Par Richard Boni Ouorou : 10-04-2021.

Il y a de ces clichés qui ont la peau dure, de ces amalgames qui résistent en dépit des faits, entretenus par l’industrie médiatique (Web et traditionnelle) un peu malgré elle — comme les autres procédés industriels, elle produit des résidus —, mais pas seulement par elle, et qui à la longue tendent à détériorer l’esprit de nuance dont il faut faire montre quand on vit en société. Les problèmes sociaux, les rapports politiques et les tensions idéologiques ou communautaires sont toujours complexes; les trivialiser ou les amplifier démesurément ne rend service à personne. La question du racisme en est un exemple, et je voudrais apporter ici quelques points de réflexion concernant le débat qu’il soulève en sol québécois.

Je vis au Québec depuis plus de douze ans. J’ai la citoyenneté canadienne en plus de celle du pays qui m’a vu naître, le Bénin, petit pays francophone d’Afrique noire — une appellation coloniale et réductrice (à la couleur de la peau) remplacée par Afrique subsaharienne. Je n’ai pas désespérément « migré » pas plus que j’ai voulu renier mes origines. Je n’avais pas en tête de retrouver ici des cousins, de rejoindre une fratrie ou une communauté africaine, mais cela ne voulait pas non plus dire tourner le dos à la diaspora. En fait, d’une manière qui me semble normale — et peut-être médiatiquement inintéressante — j’ai choisi de vivre parmi les Québécois, avec eux, de faire partie d’une société moderne et démocratique, d’y travailler, de contribuer à son enrichissement, et ce, sans m’ingénier à m’y fondre à tout prix ni chercher à revendiquer corps et âme ma « différence ».

Suis-je exceptionnel à cet égard? Non. Ma situation est celle de la grande majorité des immigrants et, comme eux, je fais ce que j’ai à faire et respecte ce que j’ai à respecter, profitant comme citoyen d’une marge de liberté individuelle fantastique grâce au libéralisme politique et au pluralisme bien présents ici.

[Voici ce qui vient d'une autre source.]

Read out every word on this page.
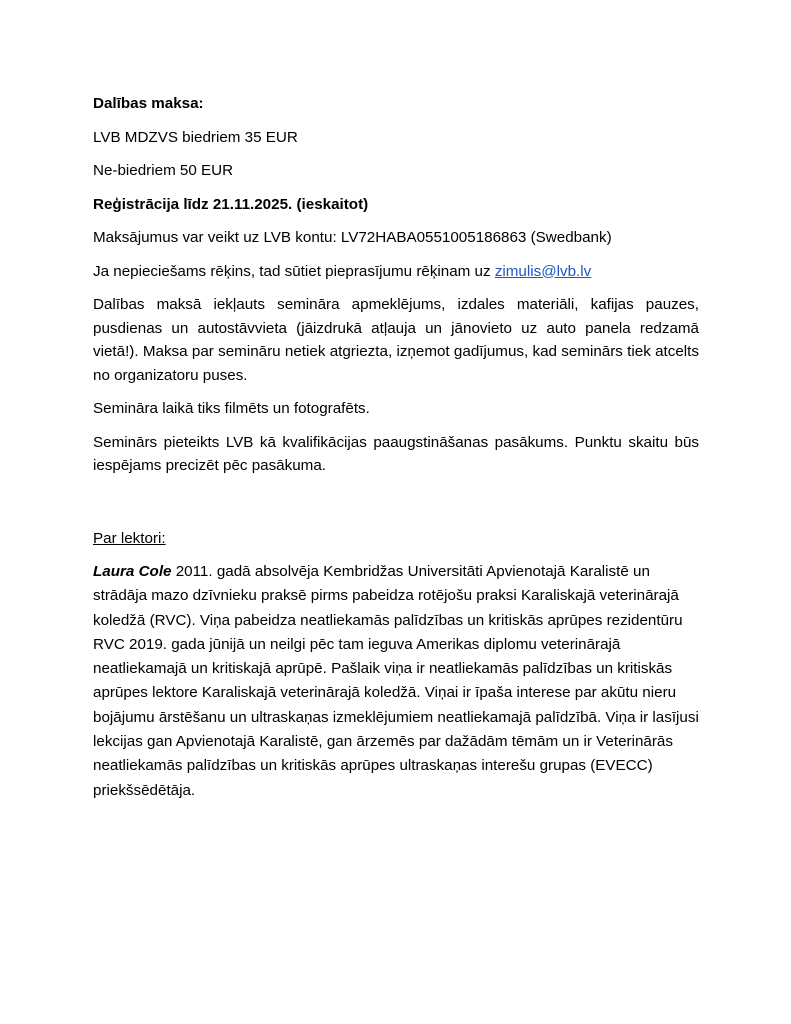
Dalības maksa:

LVB MDZVS biedriem 35 EUR

Ne-biedriem 50 EUR

Reģistrācija līdz 21.11.2025. (ieskaitot)

Maksājumus var veikt uz LVB kontu: LV72HABA0551005186863 (Swedbank)

Ja nepieciešams rēķins, tad sūtiet pieprasījumu rēķinam uz zimulis@lvb.lv

Dalības maksā iekļauts semināra apmeklējums, izdales materiāli, kafijas pauzes, pusdienas un autostāvvieta (jāizdrukā atļauja un jānovieto uz auto panela redzamā vietā!). Maksa par semināru netiek atgriezta, izņemot gadījumus, kad seminārs tiek atcelts no organizatoru puses.

Semināra laikā tiks filmēts un fotografēts.

Seminārs pieteikts LVB kā kvalifikācijas paaugstināšanas pasākums. Punktu skaitu būs iespējams precizēt pēc pasākuma.

Par lektori:

Laura Cole 2011. gadā absolvēja Kembridžas Universitāti Apvienotajā Karalistē un strādāja mazo dzīvnieku praksē pirms pabeidza rotējošu praksi Karaliskajā veterinārajā koledžā (RVC). Viņa pabeidza neatliekamās palīdzības un kritiskās aprūpes rezidentūru RVC 2019. gada jūnijā un neilgi pēc tam ieguva Amerikas diplomu veterinārajā neatliekamajā un kritiskajā aprūpē. Pašlaik viņa ir neatliekamās palīdzības un kritiskās aprūpes lektore Karaliskajā veterinārajā koledžā. Viņai ir īpaša interese par akūtu nieru bojājumu ārstēšanu un ultraskaņas izmeklējumiem neatliekamajā palīdzībā. Viņa ir lasījusi lekcijas gan Apvienotajā Karalistē, gan ārzemēs par dažādām tēmām un ir Veterinārās neatliekamās palīdzības un kritiskās aprūpes ultraskaņas interešu grupas (EVECC) priekšsēdētāja.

Personnellement, je n’ai jamais senti au Québec que les autorités m’avaient à l’œil ni perçu quoi que ce soit qui ressemble à une machine étatique de propagande raciste, à un système formel de discrimination dans l’administration publique, à une institutionnalisation de la ségrégation, etc. Évidemment, si l’on considère la routine de tous les jours hors de la sphère privée comme une succession d’éléments en relation mutuelle au fil de laquelle peuvent se produire des interactions désagréables, des remarques désobligeantes, des comportements irrespectueux, voire violents, oui, on peut employer le terme « racisme systémique » pour résumer de telles éventualités, propres à tout contexte interactif plus ou moins organisé. Les imbéciles et les ignorants font partie de la réalité. Cela dit, le Québec ne les concentre pas, pas plus qu’il ne génère et répand la xénophobie, comme on le dit des substances actives diffusées à tous les tissus d’une plante via son « système ». Les Québécois ne possèdent pas cette « corde sensible » et, de mon point de vue, reconnaître qu’ils font globalement preuve de racisme systémique non seulement porte à confusion, mais contribue à durcir les positions et à fausser les représentations.

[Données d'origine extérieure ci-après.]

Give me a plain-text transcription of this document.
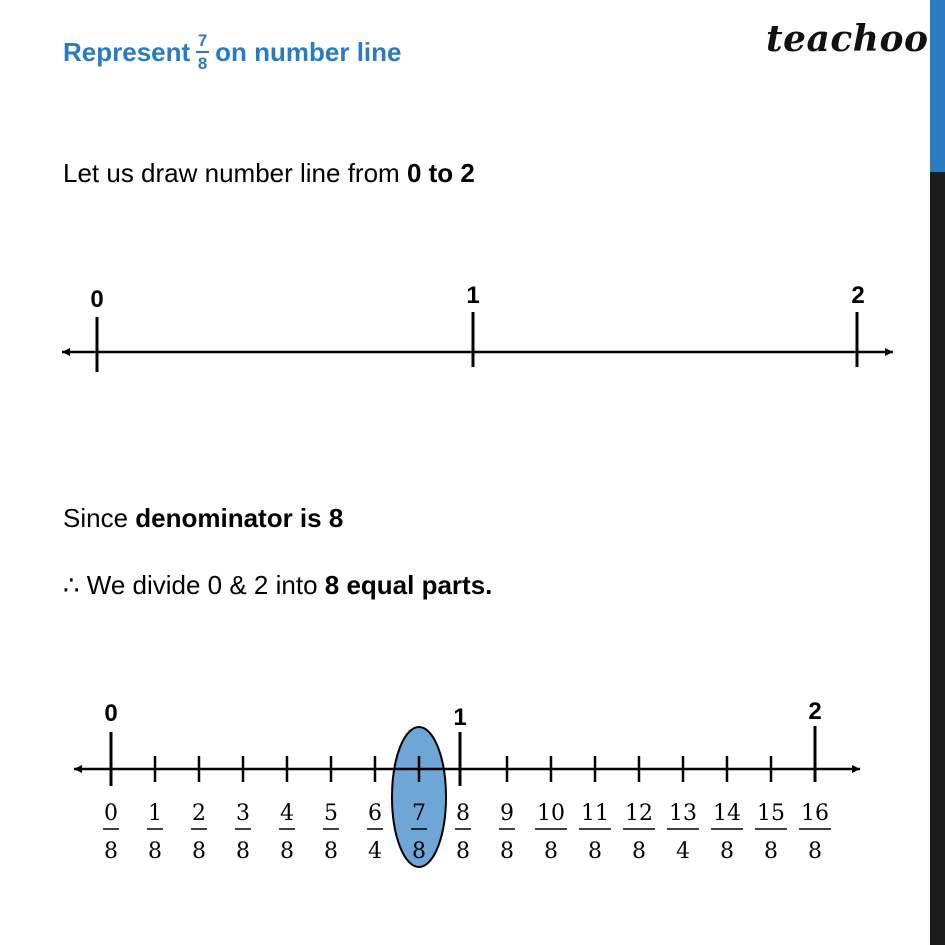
Represent $\frac{7}{8}$ on number line	teachoo
Let us draw number line from 0 to 2
Since denominator is 8
∴ We divide 0 & 2 into 8 equal parts.
0	1	2
0	1	2
0
8
1
8
2
8
3
8
4
8
5
8
6
4
7
8
8
8
9
8
10
8
11
8
12
8
13
4
14
8
15
8
16
8
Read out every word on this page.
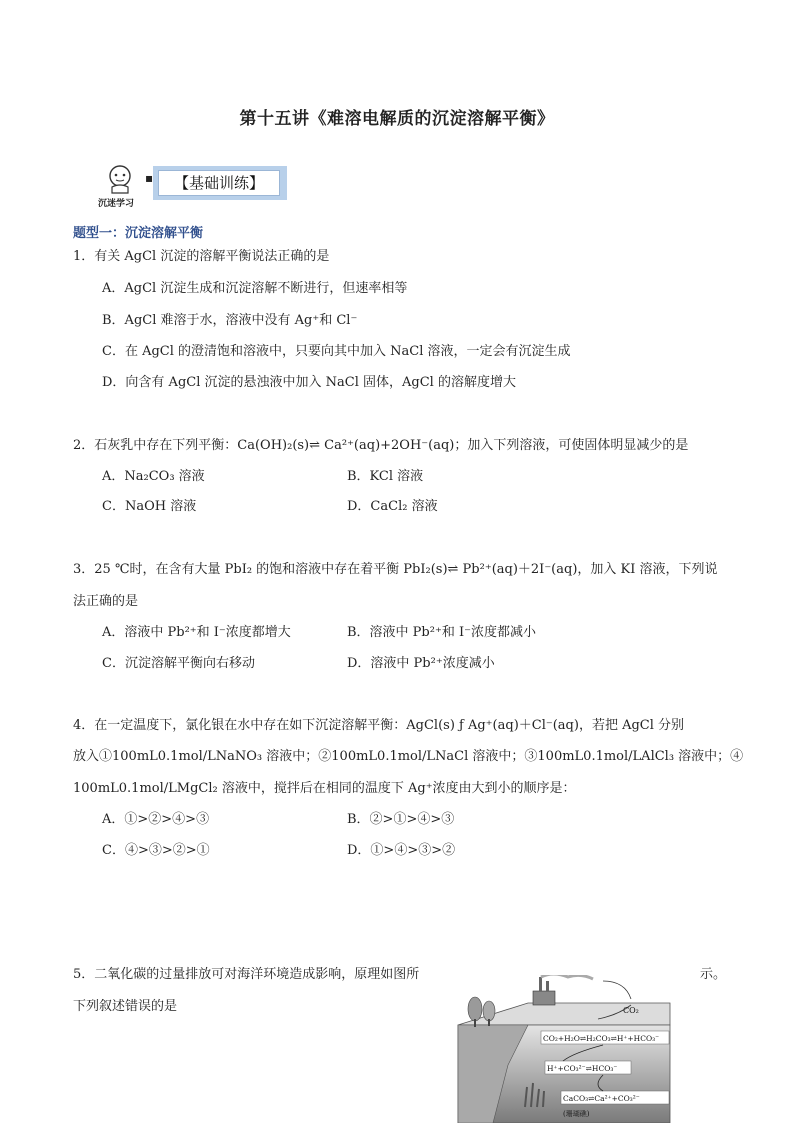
第十五讲《难溶电解质的沉淀溶解平衡》
沉迷学习
▪	【基础训练】
题型一：沉淀溶解平衡
1．有关 AgCl 沉淀的溶解平衡说法正确的是
A．AgCl 沉淀生成和沉淀溶解不断进行，但速率相等
B．AgCl 难溶于水，溶液中没有 Ag⁺和 Cl⁻
C．在 AgCl 的澄清饱和溶液中，只要向其中加入 NaCl 溶液，一定会有沉淀生成
D．向含有 AgCl 沉淀的悬浊液中加入 NaCl 固体，AgCl 的溶解度增大
2．石灰乳中存在下列平衡：Ca(OH)₂(s)⇌ Ca²⁺(aq)+2OH⁻(aq)；加入下列溶液，可使固体明显减少的是
A．Na₂CO₃ 溶液	B．KCl 溶液
C．NaOH 溶液	D．CaCl₂ 溶液
3．25 ℃时，在含有大量 PbI₂ 的饱和溶液中存在着平衡 PbI₂(s)⇌ Pb²⁺(aq)＋2I⁻(aq)，加入 KI 溶液，下列说
法正确的是
A．溶液中 Pb²⁺和 I⁻浓度都增大	B．溶液中 Pb²⁺和 I⁻浓度都减小
C．沉淀溶解平衡向右移动	D．溶液中 Pb²⁺浓度减小
4．在一定温度下，氯化银在水中存在如下沉淀溶解平衡：AgCl(s) ƒ Ag⁺(aq)＋Cl⁻(aq)，若把 AgCl 分别
放入①100mL0.1mol/LNaNO₃ 溶液中；②100mL0.1mol/LNaCl 溶液中；③100mL0.1mol/LAlCl₃ 溶液中；④
100mL0.1mol/LMgCl₂ 溶液中，搅拌后在相同的温度下 Ag⁺浓度由大到小的顺序是：
A．①>②>④>③	B．②>①>④>③
C．④>③>②>①	D．①>④>③>②
5．二氧化碳的过量排放可对海洋环境造成影响，原理如图所	示。
下列叙述错误的是	CO₂
CO₂+H₂O⇌H₂CO₃⇌H⁺+HCO₃⁻
H⁺+CO₃²⁻⇌HCO₃⁻
CaCO₃⇌Ca²⁺+CO₃²⁻
(珊瑚礁)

Nous ne vivons pas au Canada ce avec quoi nos voisins du sud sont encore aux prises malgré le mouvement d’émancipation des Afro-Américains et l’évolution des mœurs états-uniennes. Nous n’avons pas comme eux un moment fondateur esclavagiste ni des encrages mentaux plus ou moins ségrégationnistes — bien que ne s’exprimant plus dans la loi, ces derniers n’en sont pas moins toujours effectifs sous forme d’une paupérisation des « gens de couleur » et, sauf exception, de leur fatale exclusion des voies de pouvoir. Nous n’avons pas à composer avec cette fin de Rêve américain insupportable pour les Angry White Men; nous n’avons pas autant été meurtri par l’espoir déçu qu’a représenté la Présidence d’Obama et nous avons eu qu’à subir très indirectement le trumpisme. Rien ne force dès lors les minorités visibles du Canada à adopter l’esprit de révolte de type BLM — légitime et pertinent au pays de la NRA —, à afficher leur ras-le-bol avec rigidité et rancune, ni même à reproduire ici la rhétorique essentialiste et victimaire, elle qui même aux États-Unis n’a pu sortir de l’absurdité, parce qu’enchaînée aux arguties raciales. Comme le dit justement Thomas Chatterton Williams, l’antiracisme reste très insuffisant; ce qu’il faut, c’est être contre l’idée périmée de race.

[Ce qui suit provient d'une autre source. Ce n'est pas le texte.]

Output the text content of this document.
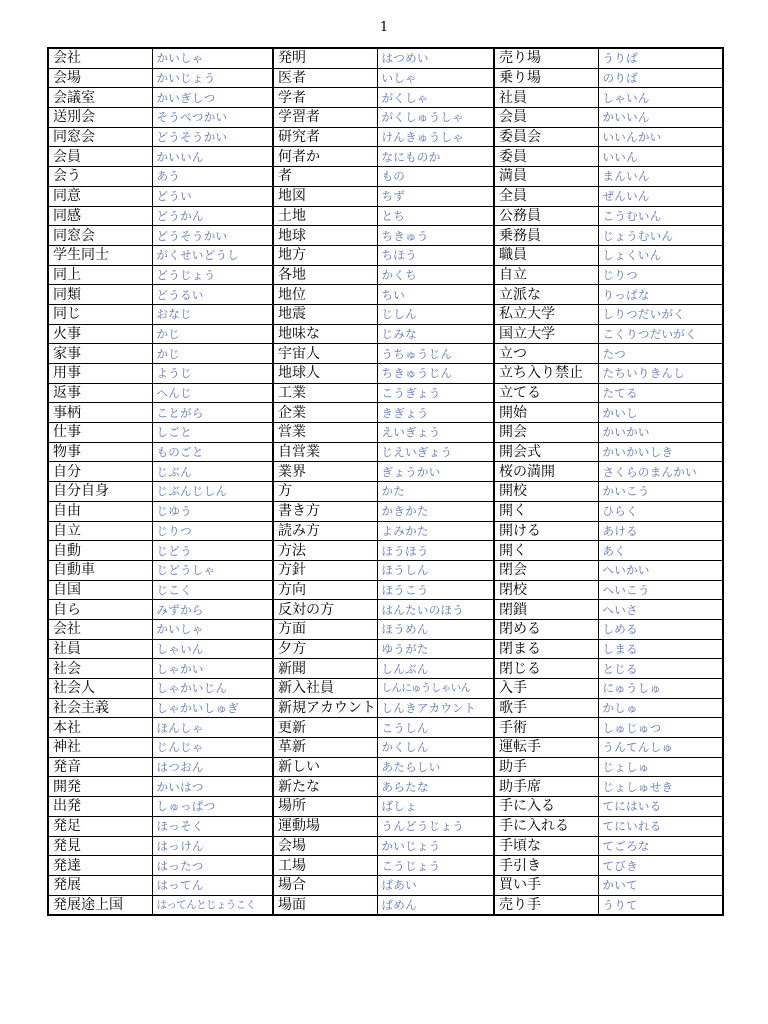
1
会社	かいしゃ	発明	はつめい	売り場	うりば
会場	かいじょう	医者	いしゃ	乗り場	のりば
会議室	かいぎしつ	学者	がくしゃ	社員	しゃいん
送別会	そうべつかい	学習者	がくしゅうしゃ	会員	かいいん
同窓会	どうそうかい	研究者	けんきゅうしゃ	委員会	いいんかい
会員	かいいん	何者か	なにものか	委員	いいん
会う	あう	者	もの	満員	まんいん
同意	どうい	地図	ちず	全員	ぜんいん
同感	どうかん	土地	とち	公務員	こうむいん
同窓会	どうそうかい	地球	ちきゅう	乗務員	じょうむいん
学生同士	がくせいどうし	地方	ちほう	職員	しょくいん
同上	どうじょう	各地	かくち	自立	じりつ
同類	どうるい	地位	ちい	立派な	りっぱな
同じ	おなじ	地震	じしん	私立大学	しりつだいがく
火事	かじ	地味な	じみな	国立大学	こくりつだいがく
家事	かじ	宇宙人	うちゅうじん	立つ	たつ
用事	ようじ	地球人	ちきゅうじん	立ち入り禁止	たちいりきんし
返事	へんじ	工業	こうぎょう	立てる	たてる
事柄	ことがら	企業	きぎょう	開始	かいし
仕事	しごと	営業	えいぎょう	開会	かいかい
物事	ものごと	自営業	じえいぎょう	開会式	かいかいしき
自分	じぶん	業界	ぎょうかい	桜の満開	さくらのまんかい
自分自身	じぶんじしん	方	かた	開校	かいこう
自由	じゆう	書き方	かきかた	開く	ひらく
自立	じりつ	読み方	よみかた	開ける	あける
自動	じどう	方法	ほうほう	開く	あく
自動車	じどうしゃ	方針	ほうしん	閉会	へいかい
自国	じこく	方向	ほうこう	閉校	へいこう
自ら	みずから	反対の方	はんたいのほう	閉鎖	へいさ
会社	かいしゃ	方面	ほうめん	閉める	しめる
社員	しゃいん	夕方	ゆうがた	閉まる	しまる
社会	しゃかい	新聞	しんぶん	閉じる	とじる
社会人	しゃかいじん	新入社員	しんにゅうしゃいん	入手	にゅうしゅ
社会主義	しゃかいしゅぎ	新規アカウント	しんきアカウント	歌手	かしゅ
本社	ほんしゃ	更新	こうしん	手術	しゅじゅつ
神社	じんじゃ	革新	かくしん	運転手	うんてんしゅ
発音	はつおん	新しい	あたらしい	助手	じょしゅ
開発	かいはつ	新たな	あらたな	助手席	じょしゅせき
出発	しゅっぱつ	場所	ばしょ	手に入る	てにはいる
発足	ほっそく	運動場	うんどうじょう	手に入れる	てにいれる
発見	はっけん	会場	かいじょう	手頃な	てごろな
発達	はったつ	工場	こうじょう	手引き	てびき
発展	はってん	場合	ばあい	買い手	かいて
発展途上国	はってんとじょうこく	場面	ばめん	売り手	うりて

Est-ce à dire que tout est idyllique dans la belle province? Bien sûr que non. Des organisations, des entreprises, des bureaucraties, des commerces… traînent de la patte dans leur aggiornamento normatif, abritent sans le savoir ou sans les voir — parfois par laxisme coupable — des individus mal aiguillés psychologiquement, grotesquement ignares ou issus de la meute intoxiquée; des erreurs de jugement et des bavures répressives se produisent ici et là; des groupuscules faussement libertariens intimident; de couards anonymes menacent les élus sur le Web; des préjugés hostiles à la diversité se reproduisent, etc.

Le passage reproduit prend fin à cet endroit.